Cette orientation était alors minoritaire. Elle est aujourd’hui devenue incontournable. L’intelligence artificielle ne signe pas nécessairement la fin des business schools.
Elle peut cependant accélérer la marginalisation de celles qui continuent à enseigner le management comme si la technologie n’était qu’un outil supplémentaire, extérieur à la stratégie, à l’organisation et à la décision.
Les écoles qui réussiront ne seront pas nécessairement celles qui lanceront le plus grand nombre de masters spécialisés.
Ce seront celles qui sauront construire une véritable cohérence entre technologie, management, économie, connaissance des organisations, responsabilité et capacité de jugement.
Ce qui se passe aujourd’hui était prévisible. Encore fallait-il reconnaître, bien avant la bulle Internet, l’émergence du paradigme numérique et accepter d’en tirer les conséquences pour l’enseignement supérieur français.
Il est regrettable que la gouvernance et le management de nombreuses écoles n’aient pas toujours accordé leur confiance à celles et ceux qui disposaient déjà de formations hybrides, d’une expérience de l’entreprise et de compétences à la fois académiques et professionnelles.
Il ne s’agit pas d’opposer les universitaires aux praticiens, ni de considérer que l’expérience professionnelle remplacerait la recherche et l’exigence académique. L’enjeu est au contraire de les réunir.
Les écoles de management auraient gagné à écouter davantage les profils capables de relier théorie et pratique, technologie et stratégie, recherche et action.

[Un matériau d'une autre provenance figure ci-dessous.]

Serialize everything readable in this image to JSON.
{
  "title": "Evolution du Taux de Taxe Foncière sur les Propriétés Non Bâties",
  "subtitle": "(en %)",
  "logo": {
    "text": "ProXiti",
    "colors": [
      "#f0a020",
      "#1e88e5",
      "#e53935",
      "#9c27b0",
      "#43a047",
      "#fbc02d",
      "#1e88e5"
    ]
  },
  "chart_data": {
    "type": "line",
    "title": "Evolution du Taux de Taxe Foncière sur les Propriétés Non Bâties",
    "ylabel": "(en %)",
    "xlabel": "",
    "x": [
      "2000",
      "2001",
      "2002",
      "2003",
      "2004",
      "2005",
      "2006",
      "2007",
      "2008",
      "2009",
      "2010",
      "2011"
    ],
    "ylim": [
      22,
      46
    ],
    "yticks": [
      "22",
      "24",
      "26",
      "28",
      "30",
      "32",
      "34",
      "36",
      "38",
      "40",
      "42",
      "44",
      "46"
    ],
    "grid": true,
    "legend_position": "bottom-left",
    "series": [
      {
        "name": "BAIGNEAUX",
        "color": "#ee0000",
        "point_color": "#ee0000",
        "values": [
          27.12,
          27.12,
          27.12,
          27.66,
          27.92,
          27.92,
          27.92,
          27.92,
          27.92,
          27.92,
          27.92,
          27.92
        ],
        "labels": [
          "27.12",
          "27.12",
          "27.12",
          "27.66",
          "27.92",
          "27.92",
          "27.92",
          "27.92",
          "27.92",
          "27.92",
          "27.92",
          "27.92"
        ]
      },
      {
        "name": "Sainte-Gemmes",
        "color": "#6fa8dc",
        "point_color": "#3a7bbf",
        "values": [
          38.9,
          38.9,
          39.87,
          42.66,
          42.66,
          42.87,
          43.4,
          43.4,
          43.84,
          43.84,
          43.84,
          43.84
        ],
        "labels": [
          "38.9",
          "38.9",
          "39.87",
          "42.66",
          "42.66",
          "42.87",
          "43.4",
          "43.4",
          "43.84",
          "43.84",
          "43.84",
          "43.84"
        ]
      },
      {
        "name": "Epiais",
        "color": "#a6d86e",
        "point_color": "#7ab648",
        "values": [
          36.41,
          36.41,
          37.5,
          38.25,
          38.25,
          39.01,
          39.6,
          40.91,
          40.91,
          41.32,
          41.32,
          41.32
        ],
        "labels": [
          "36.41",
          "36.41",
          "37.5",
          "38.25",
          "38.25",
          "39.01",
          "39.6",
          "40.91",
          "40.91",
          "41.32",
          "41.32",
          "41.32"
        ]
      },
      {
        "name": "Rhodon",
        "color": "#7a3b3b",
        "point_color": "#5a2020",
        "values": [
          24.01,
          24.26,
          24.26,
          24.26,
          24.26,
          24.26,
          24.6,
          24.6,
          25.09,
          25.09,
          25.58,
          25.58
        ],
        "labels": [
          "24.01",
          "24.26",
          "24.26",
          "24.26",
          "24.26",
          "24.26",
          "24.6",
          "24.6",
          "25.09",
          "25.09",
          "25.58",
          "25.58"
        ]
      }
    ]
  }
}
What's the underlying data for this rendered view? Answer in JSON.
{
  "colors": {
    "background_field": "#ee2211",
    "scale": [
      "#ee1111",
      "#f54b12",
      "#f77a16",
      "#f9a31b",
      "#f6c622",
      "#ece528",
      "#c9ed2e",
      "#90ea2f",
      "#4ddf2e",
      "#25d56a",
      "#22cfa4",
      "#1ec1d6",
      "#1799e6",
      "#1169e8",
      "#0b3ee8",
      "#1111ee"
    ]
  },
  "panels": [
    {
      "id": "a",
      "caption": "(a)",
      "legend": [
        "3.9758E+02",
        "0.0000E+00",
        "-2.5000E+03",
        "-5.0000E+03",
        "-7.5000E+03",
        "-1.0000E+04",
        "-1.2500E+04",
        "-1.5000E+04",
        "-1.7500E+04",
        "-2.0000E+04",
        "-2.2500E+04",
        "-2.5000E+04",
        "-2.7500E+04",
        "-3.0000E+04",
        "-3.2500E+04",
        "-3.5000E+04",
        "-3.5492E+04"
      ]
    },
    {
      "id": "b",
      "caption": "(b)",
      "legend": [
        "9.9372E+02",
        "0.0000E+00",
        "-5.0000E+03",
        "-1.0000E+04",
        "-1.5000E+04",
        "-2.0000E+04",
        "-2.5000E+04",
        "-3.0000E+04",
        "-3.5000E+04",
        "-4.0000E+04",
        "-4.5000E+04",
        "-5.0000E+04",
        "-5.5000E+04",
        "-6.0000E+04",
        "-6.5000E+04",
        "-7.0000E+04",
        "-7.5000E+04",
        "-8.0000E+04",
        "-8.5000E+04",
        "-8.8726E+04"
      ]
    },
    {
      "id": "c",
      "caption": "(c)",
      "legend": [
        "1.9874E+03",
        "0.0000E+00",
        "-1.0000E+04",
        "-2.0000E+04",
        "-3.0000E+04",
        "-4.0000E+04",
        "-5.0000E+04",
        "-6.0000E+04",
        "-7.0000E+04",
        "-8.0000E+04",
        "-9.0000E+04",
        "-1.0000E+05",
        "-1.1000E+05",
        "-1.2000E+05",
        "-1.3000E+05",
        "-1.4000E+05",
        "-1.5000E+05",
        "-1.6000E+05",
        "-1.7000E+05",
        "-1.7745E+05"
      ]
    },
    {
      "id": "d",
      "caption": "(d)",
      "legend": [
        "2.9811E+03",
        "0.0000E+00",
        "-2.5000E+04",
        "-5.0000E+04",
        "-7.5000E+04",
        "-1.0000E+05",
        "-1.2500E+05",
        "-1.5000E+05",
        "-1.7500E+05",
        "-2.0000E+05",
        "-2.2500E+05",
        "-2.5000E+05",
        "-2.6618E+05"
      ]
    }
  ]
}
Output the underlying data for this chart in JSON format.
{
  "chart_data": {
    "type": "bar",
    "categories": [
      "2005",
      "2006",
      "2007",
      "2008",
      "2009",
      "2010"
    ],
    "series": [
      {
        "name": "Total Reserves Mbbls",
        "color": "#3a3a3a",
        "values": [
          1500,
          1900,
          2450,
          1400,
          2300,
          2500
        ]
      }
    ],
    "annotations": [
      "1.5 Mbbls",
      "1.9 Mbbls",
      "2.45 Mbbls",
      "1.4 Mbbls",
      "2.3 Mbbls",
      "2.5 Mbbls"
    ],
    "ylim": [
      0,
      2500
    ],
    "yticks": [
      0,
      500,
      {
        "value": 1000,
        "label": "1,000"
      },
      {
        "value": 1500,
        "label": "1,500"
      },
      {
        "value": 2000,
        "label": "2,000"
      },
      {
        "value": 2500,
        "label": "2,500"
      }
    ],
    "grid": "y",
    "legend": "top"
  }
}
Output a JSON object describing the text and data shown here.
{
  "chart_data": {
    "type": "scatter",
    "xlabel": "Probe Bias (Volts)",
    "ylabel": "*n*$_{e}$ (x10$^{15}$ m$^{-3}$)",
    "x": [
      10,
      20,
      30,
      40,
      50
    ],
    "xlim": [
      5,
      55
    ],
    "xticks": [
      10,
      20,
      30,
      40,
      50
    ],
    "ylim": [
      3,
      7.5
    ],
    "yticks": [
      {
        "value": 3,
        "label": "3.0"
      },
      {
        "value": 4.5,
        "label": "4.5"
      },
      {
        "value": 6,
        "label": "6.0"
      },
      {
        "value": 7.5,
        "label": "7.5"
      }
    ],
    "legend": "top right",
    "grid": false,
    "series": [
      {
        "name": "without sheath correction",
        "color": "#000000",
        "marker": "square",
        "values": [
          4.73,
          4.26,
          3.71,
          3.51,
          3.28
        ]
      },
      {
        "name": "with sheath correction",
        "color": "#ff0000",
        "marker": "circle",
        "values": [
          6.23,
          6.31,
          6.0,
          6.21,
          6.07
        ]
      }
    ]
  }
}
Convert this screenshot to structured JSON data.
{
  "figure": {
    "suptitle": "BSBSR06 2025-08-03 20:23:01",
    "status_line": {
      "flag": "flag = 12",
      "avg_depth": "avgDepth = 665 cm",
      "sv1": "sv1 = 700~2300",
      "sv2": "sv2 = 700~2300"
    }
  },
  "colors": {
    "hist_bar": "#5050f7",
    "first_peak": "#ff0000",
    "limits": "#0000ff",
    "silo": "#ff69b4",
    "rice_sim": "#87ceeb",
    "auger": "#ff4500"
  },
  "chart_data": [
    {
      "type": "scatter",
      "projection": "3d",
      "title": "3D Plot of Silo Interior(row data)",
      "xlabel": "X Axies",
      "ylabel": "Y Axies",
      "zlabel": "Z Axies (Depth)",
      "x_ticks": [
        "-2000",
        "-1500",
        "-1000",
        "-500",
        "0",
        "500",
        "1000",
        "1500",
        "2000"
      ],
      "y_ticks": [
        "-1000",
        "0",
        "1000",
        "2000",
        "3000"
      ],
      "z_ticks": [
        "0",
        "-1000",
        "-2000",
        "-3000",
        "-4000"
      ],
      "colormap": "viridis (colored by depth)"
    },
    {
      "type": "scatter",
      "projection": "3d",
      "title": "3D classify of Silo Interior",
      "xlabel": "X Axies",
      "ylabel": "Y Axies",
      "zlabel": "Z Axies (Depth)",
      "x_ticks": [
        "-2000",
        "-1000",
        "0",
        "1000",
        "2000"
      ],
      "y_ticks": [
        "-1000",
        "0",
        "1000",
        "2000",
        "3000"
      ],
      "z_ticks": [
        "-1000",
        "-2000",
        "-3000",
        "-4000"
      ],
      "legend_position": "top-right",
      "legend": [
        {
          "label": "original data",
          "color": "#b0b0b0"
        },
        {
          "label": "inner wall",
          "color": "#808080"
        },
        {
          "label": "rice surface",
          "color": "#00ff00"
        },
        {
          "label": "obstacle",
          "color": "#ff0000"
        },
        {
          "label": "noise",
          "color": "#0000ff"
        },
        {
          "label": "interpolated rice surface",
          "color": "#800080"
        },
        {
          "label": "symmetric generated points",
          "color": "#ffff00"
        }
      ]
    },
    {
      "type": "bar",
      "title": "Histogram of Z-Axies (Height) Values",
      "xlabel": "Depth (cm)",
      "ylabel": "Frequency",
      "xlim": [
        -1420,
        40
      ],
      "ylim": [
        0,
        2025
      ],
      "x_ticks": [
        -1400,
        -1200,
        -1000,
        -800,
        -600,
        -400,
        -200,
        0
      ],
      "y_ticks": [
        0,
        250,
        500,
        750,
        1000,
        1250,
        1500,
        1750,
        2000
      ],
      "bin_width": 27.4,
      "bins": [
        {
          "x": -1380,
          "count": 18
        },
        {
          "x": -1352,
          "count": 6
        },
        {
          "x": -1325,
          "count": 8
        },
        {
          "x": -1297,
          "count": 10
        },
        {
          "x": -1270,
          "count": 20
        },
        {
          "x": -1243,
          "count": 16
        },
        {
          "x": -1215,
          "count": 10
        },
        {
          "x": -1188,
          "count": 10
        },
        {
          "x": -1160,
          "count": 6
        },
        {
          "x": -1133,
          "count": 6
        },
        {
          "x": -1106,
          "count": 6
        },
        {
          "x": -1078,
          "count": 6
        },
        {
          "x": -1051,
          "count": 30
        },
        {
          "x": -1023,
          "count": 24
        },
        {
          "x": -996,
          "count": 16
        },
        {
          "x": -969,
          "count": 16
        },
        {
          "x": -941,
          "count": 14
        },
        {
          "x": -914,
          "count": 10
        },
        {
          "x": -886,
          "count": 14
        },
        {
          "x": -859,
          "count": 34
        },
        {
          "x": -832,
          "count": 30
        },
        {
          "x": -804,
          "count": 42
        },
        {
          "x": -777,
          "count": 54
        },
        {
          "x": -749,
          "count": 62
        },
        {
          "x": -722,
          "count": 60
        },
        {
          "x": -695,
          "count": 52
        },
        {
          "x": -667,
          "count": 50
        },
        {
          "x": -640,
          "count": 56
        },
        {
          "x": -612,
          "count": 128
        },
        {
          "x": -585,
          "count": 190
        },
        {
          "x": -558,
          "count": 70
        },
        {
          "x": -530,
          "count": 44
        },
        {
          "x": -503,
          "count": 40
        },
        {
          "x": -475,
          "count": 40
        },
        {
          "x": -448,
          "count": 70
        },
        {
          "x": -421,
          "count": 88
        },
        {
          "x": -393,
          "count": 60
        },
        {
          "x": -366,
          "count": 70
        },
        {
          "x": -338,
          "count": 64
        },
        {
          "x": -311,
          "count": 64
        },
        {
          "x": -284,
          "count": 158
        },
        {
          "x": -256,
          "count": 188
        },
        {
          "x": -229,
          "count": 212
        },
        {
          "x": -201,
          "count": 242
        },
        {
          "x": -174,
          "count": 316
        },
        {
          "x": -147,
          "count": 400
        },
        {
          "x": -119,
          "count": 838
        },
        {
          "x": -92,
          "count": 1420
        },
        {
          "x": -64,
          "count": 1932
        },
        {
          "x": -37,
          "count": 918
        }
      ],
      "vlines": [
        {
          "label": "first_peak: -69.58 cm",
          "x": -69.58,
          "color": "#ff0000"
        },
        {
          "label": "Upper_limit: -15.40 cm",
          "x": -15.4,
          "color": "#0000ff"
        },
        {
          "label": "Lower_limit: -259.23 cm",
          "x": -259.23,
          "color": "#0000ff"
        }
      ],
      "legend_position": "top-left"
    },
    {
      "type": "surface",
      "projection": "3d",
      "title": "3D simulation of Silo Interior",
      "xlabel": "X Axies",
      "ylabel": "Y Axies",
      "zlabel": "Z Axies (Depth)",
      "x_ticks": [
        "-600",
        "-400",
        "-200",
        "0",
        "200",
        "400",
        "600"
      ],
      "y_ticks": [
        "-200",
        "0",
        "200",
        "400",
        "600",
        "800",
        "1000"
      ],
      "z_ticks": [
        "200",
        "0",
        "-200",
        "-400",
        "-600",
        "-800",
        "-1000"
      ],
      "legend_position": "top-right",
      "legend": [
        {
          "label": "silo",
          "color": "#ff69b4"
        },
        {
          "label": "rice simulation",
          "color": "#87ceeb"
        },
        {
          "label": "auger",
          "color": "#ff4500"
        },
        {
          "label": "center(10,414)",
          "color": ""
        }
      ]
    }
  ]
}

Ces profils existaient déjà. Ils portaient des formations hybrides et une vision du changement qui auraient pu permettre aux établissements d’anticiper plutôt que de subir.
Le véritable enseignement de cette évolution est peut-être là : une école de management ne peut prétendre préparer au monde professionnel si sa propre gouvernance reste trop éloignée de l’entreprise, de ses ruptures et de ses contraintes.
Elle ne peut davantage enseigner la transformation si elle ne sait pas reconnaître, valoriser et faire confiance à celles et ceux qui l’avaient comprise avant qu’elle ne devienne une évidence.